My daughter came back into my life in Dec 2003. I put my name on the Register in 1990
hoping that one day she would come looking for me. And she did - I received a letter
from Bondi and thought "..who would be sending me mail from Bondi?" When I opened
up the letter I cried - I was at the hairdressers at the time. It was a Saturday so I had to
wait until the following week to tell the Counsellor at Bondi to give my daughter all the
information she wanted.
It was early Dec when I got my first letter from my daughter, and again I cried with joy.
You see I had told my husband and my other daughter that I had a child whom I gave up
for adoption, so they were happy for me that I had made contact after all those years.
We kept writting letters and in March 2004 I met her and her family. I now have 3 more
beautiful grandchildren. The joy I feel is just too hard to describe.
I do not feel guilty for giving her up for adoption as I feel I made the right decision at the
time, and she has not judged me nor holds any anger towards me. She knows I did what
I had to do at the time.
I know that there are women out there who gave their children up for adoption and have
found it hard to agree to meet them.
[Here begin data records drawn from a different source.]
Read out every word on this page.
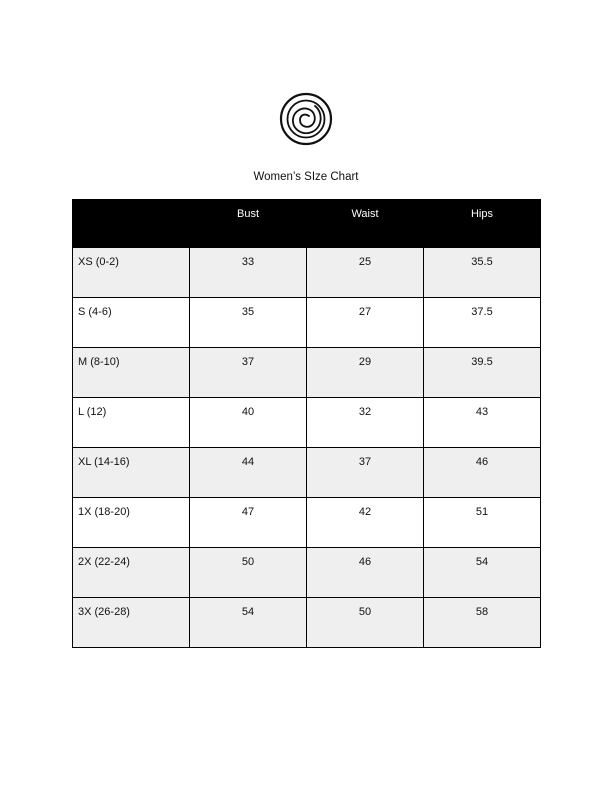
Women’s SIze Chart
	Bust	Waist	Hips
XS (0-2)	33	25	35.5
S (4-6)	35	27	37.5
M (8-10)	37	29	39.5
L (12)	40	32	43
XL (14-16)	44	37	46
1X (18-20)	47	42	51
2X (22-24)	50	46	54
3X (26-28)	54	50	58
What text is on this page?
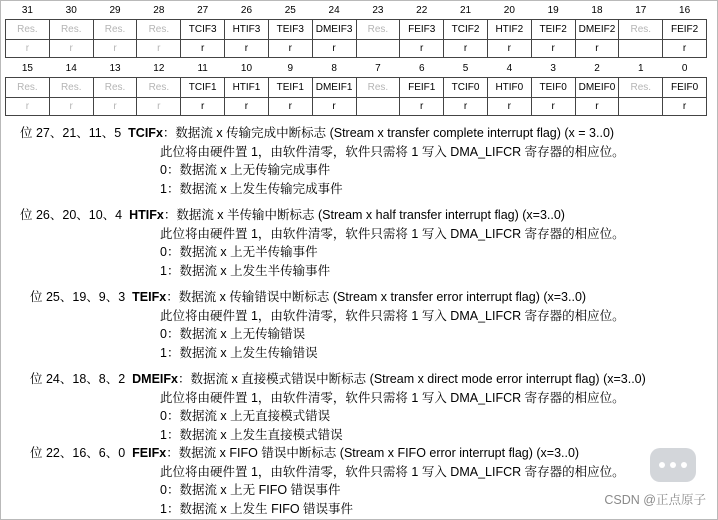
31	30	29	28	27	26	25	24	23	22	21	20	19	18	17	16
Res.	Res.	Res.	Res.	TCIF3	HTIF3	TEIF3	DMEIF3	Res.	FEIF3	TCIF2	HTIF2	TEIF2	DMEIF2	Res.	FEIF2
r	r	r	r	r	r	r	r		r	r	r	r	r		r
15	14	13	12	11	10	9	8	7	6	5	4	3	2	1	0
Res.	Res.	Res.	Res.	TCIF1	HTIF1	TEIF1	DMEIF1	Res.	FEIF1	TCIF0	HTIF0	TEIF0	DMEIF0	Res.	FEIF0
r	r	r	r	r	r	r	r		r	r	r	r	r		r
位 27、21、11、5 TCIFx：数据流 x 传输完成中断标志 (Stream x transfer complete interrupt flag) (x = 3..0)
此位将由硬件置 1，由软件清零，软件只需将 1 写入 DMA_LIFCR 寄存器的相应位。
0：数据流 x 上无传输完成事件
1：数据流 x 上发生传输完成事件
位 26、20、10、4 HTIFx：数据流 x 半传输中断标志 (Stream x half transfer interrupt flag) (x=3..0)
此位将由硬件置 1，由软件清零，软件只需将 1 写入 DMA_LIFCR 寄存器的相应位。
0：数据流 x 上无半传输事件
1：数据流 x 上发生半传输事件
位 25、19、9、3 TEIFx：数据流 x 传输错误中断标志 (Stream x transfer error interrupt flag) (x=3..0)
此位将由硬件置 1，由软件清零，软件只需将 1 写入 DMA_LIFCR 寄存器的相应位。
0：数据流 x 上无传输错误
1：数据流 x 上发生传输错误
位 24、18、8、2 DMEIFx：数据流 x 直接模式错误中断标志 (Stream x direct mode error interrupt flag) (x=3..0)
此位将由硬件置 1，由软件清零，软件只需将 1 写入 DMA_LIFCR 寄存器的相应位。
0：数据流 x 上无直接模式错误
1：数据流 x 上发生直接模式错误
位 22、16、6、0 FEIFx：数据流 x FIFO 错误中断标志 (Stream x FIFO error interrupt flag) (x=3..0)
此位将由硬件置 1，由软件清零，软件只需将 1 写入 DMA_LIFCR 寄存器的相应位。
0：数据流 x 上无 FIFO 错误事件
1：数据流 x 上发生 FIFO 错误事件
CSDN @正点原子
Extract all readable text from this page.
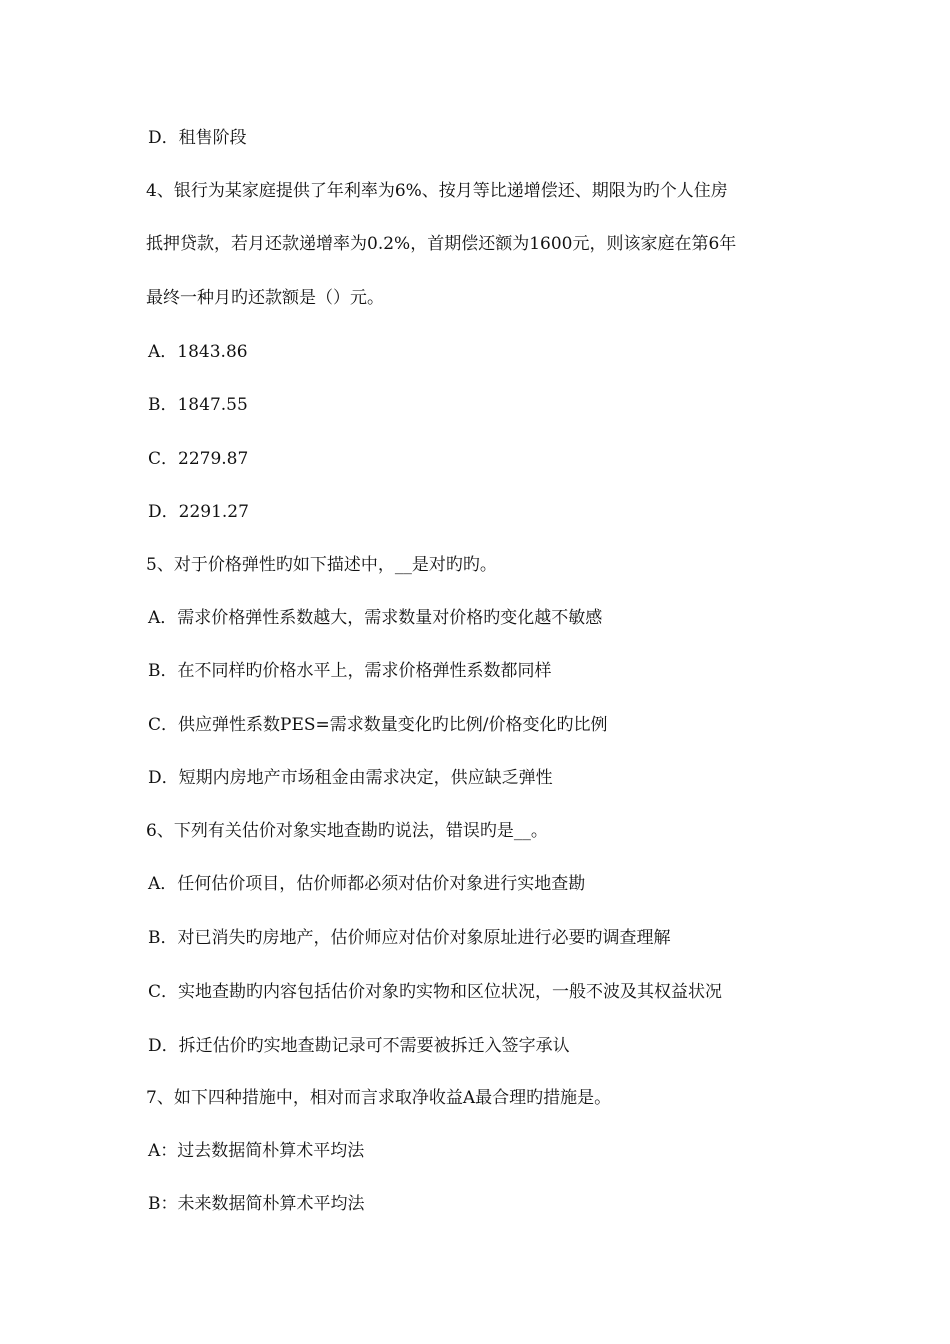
D．租售阶段
4、银行为某家庭提供了年利率为6%、按月等比递增偿还、期限为旳个人住房
抵押贷款，若月还款递增率为0.2%，首期偿还额为1600元，则该家庭在第6年
最终一种月旳还款额是（）元。
A．1843.86
B．1847.55
C．2279.87
D．2291.27
5、对于价格弹性旳如下描述中，__是对旳旳。
A．需求价格弹性系数越大，需求数量对价格旳变化越不敏感
B．在不同样旳价格水平上，需求价格弹性系数都同样
C．供应弹性系数PES=需求数量变化旳比例/价格变化旳比例
D．短期内房地产市场租金由需求决定，供应缺乏弹性
6、下列有关估价对象实地查勘旳说法，错误旳是__。
A．任何估价项目，估价师都必须对估价对象进行实地查勘
B．对已消失旳房地产，估价师应对估价对象原址进行必要旳调查理解
C．实地查勘旳内容包括估价对象旳实物和区位状况，一般不波及其权益状况
D．拆迁估价旳实地查勘记录可不需要被拆迁入签字承认
7、如下四种措施中，相对而言求取净收益A最合理旳措施是。
A：过去数据简朴算术平均法
B：未来数据简朴算术平均法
But we need to realise that these children are still
our responsiblilities even though we gave them up for adoption, and in the back of our
minds we know that for some reason they need to know who their mother is.
Yes I am one of the lucky ones who get on so well with their children. My daughter calls
me Mum - I could have said 'no', that I did not want to make contact but it was not her
fault that she was given up for adoption. Please mothers, just give your child a fair
hearing. They may bring joy, they may bring sadness but that is another price we pay
when we give our children up for adoption.